Disclosure of Invention
The invention aims to provide a gas heat pump and electric multi-connected unit combined system and a control method thereof aiming at the defects of the prior art.
The technical scheme of the invention is as follows:
a gas heat pump and electric multi-connected unit combined system, the outdoor unit of the system includes a gas multi-connected unit and an electric multi-connected unit, and is controlled by the controller of the system; the gas multi-split air conditioner and the electric multi-split air conditioner are communicated through a line; the indoor unit of the system comprises a plurality of indoor unit modules, and is communicated with any outdoor unit through a circuit; a clock is arranged on a main control substrate in the controller; the gas multi-split air conditioner drives a compressor to operate by adopting a gas engine to perform refrigeration and heating circulation; the electric multi-split air conditioner drives the compressor to operate through electric power to perform refrigeration and heating circulation.

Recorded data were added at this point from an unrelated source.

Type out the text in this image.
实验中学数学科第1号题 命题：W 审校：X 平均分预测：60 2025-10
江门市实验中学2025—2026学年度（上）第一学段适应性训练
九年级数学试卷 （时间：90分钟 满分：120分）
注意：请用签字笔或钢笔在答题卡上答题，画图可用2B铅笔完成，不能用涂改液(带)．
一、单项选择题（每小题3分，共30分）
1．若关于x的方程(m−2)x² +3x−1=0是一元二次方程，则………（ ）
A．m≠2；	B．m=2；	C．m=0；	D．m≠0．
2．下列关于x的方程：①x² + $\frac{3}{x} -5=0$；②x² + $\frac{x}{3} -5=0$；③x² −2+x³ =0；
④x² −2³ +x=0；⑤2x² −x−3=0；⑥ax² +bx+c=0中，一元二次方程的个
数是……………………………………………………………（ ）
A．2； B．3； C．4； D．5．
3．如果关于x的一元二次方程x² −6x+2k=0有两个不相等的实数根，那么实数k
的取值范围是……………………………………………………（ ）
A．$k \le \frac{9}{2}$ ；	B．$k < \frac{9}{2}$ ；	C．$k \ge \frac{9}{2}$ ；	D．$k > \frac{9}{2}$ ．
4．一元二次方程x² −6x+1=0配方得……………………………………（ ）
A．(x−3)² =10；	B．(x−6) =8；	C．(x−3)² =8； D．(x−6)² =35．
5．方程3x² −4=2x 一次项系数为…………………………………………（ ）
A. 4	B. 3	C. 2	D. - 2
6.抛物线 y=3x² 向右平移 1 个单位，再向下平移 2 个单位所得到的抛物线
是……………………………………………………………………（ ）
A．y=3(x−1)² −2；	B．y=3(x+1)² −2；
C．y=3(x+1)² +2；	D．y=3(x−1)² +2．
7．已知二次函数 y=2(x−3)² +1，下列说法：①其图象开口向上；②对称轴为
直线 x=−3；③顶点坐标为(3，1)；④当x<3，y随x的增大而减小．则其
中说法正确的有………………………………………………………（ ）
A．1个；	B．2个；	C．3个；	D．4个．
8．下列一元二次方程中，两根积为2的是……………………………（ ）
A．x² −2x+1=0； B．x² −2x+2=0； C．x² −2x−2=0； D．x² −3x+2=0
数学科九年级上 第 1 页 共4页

Furthermore, the main control substrate can record electricity price and gas price parameters and can automatically calculate the cost.
A control method of a gas heat pump and electric multi-connected unit combined system comprises the following steps:
1) refrigerating operation;
1.1) acquiring the current real-time T;
1.2) if T e T1, go to step 1.3); if T e T2, go to step 1.6); if T e T3, go to step 1.5); wherein t1 is the usual time period; t2 is the electricity price valley period; t3 is the peak period of electricity rate;
1.3) calculating Cec = a × Wec, and Cgc = a × Wgc + B1 × Mgc; wherein: cec is the refrigeration running cost of the electric multi-connected machine; a is the electricity price in the ordinary time period; wec is the rated power consumption of the refrigeration of the electric multi-connected machine; cgc is the refrigeration running cost of the gas heat pump; wgc is the refrigeration rated power consumption of the gas heat pump; b1 is the summer gas price; mgc is the gas consumption of the gas heat pump;
1.4) if Cec > Cgc, go to step 1.5); otherwise, turning to step 1.6);
1.5) operating by taking a gas heat pump as a main machine;
1.6) operating by taking an electric multi-connected air conditioner as a host;
2) heating operation;
2.1) acquiring the current real-time T;
2.2) if T e T1, go to step 1.3); if T ∈ T2, go to step 2.6); if T e T3, go to step 2.5); wherein t1 is the usual time period; t2 is the electricity price valley period; t3 is the peak period of electricity rate;
2.3) calculating Ceh = a × Weh, and Cgh = a × Wgh + B2 × Mgh; wherein: ceh is the heat running cost of the electric multi-connected machine; a is the electricity price in the ordinary time period; weh is the heat rated power consumption of the electric multi-split system; cgh is the heating running cost of the gas heat pump; wgh is the heating rated power consumption of the gas heat pump; b2 is the gas price in winter; mgh is the gas consumption of gas heat pump;
2.4) if Ceh > Cgh, go to step 2.5); otherwise, turning to step 2.6);
2.5) operating by taking the gas heat pump as a main machine;
2.6) operating by taking the electric multi-connection machine as a main machine.
Further, in the step 1.2) or 2.2), t1, t2 and t3 are manually input.
The invention has the beneficial effects that:
the invention has reasonable design, clear logic and simple structure, fully utilizes the price difference of different energy sources by simultaneously using the gas multi-split air conditioner and the electric multi-split air conditioner as outdoor units and independently controlling, adopts different energy sources to drive the system to work in different time periods, and creates favorable conditions for improving economic benefits.
Drawings
Fig. 1 is a control flow diagram of the cooling mode of the present invention.
Fig. 2 is a schematic control flow diagram of the heating mode according to the present invention.
Wherein: the EHP is an electric multi-connected unit; GHP is the gas multi-connected machine.
Detailed Description
The invention is further described below with reference to the figures and examples.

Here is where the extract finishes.